Question aussi intéressante qu’apparemment triviale (posée par Optimum) que je me suis souvent posée en faisant les courses. La réponse d’Optimum apporte déjà un éclairage, mais le problème est à mon avis encore plus complexe. La question du coût (temporel ou « énergétique » dans le cas du jeton) intervient assurément (si l’on utilise un nouveau jeton à chaque fois, il faut après s’être garé se déplacer jusqu’à l’accueil, faire éventuellement la queue, puis revenir au parking prendre son chariot : cela représente du temps et de l’effort).

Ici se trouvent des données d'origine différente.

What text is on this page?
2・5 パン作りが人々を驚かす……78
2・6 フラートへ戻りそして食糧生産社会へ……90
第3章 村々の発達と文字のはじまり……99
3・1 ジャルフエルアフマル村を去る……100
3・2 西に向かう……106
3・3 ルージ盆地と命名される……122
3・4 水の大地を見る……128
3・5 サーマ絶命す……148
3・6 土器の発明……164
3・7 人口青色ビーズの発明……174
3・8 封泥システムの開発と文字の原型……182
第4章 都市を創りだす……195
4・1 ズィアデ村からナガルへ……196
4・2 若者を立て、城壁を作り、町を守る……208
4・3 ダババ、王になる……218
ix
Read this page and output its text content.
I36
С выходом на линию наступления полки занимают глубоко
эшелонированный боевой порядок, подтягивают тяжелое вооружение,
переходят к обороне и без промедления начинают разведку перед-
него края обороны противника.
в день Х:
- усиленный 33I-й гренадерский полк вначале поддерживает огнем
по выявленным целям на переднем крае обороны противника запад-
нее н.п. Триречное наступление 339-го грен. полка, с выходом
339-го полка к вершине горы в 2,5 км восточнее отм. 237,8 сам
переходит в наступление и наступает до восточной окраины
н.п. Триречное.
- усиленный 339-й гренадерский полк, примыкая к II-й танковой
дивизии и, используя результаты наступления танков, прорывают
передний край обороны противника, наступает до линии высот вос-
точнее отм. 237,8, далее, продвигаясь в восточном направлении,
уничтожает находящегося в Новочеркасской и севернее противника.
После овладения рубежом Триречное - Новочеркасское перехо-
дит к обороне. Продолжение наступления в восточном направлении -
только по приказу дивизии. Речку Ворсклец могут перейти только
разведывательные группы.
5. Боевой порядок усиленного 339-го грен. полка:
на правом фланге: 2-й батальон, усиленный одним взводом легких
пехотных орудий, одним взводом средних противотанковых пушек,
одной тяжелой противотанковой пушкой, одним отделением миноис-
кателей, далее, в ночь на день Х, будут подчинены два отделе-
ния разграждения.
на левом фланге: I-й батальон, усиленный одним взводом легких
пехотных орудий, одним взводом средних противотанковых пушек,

Mais il n’y a pas que le coût. La plupart des sociologues (dont je suis) ajouteraient la notion de contrainte sociale intériorisée, mais cela n’ajoute pas grand chose à l’explication à mon avis (car trop général). Il y a une autre dimension à prendre en compte.
Pour essayer de l’indiquer, je vous propose de quitter le parking pour entrer dans le supermarché. En passant par le rayon viennoiserie, vous êtes attiré par un lot de 10 pains au chocolat que vous mettez dans votre chariot. Vous continuez vos courses et vous approchez des caisses. En traversant le rayon hygiène, vous décidez finalement que vous n’avez pas besoin de vos pains au chocolat. Là, vous avez au moins deux solutions (toutes attestées par l’observation in situ). Vous pouvez abandonner vos pains au chocolat au milieu des tubes de dentifrice. Vous pouvez aussi faire l’effort d’aller les remettre où vous les avez pris. Personnellement, je suis consciencieux et j’opte en général pour la seconde solution. Mais je connais bien des gens qui ne se gênent pas pour adopter la première, sans guère y penser d’ailleurs.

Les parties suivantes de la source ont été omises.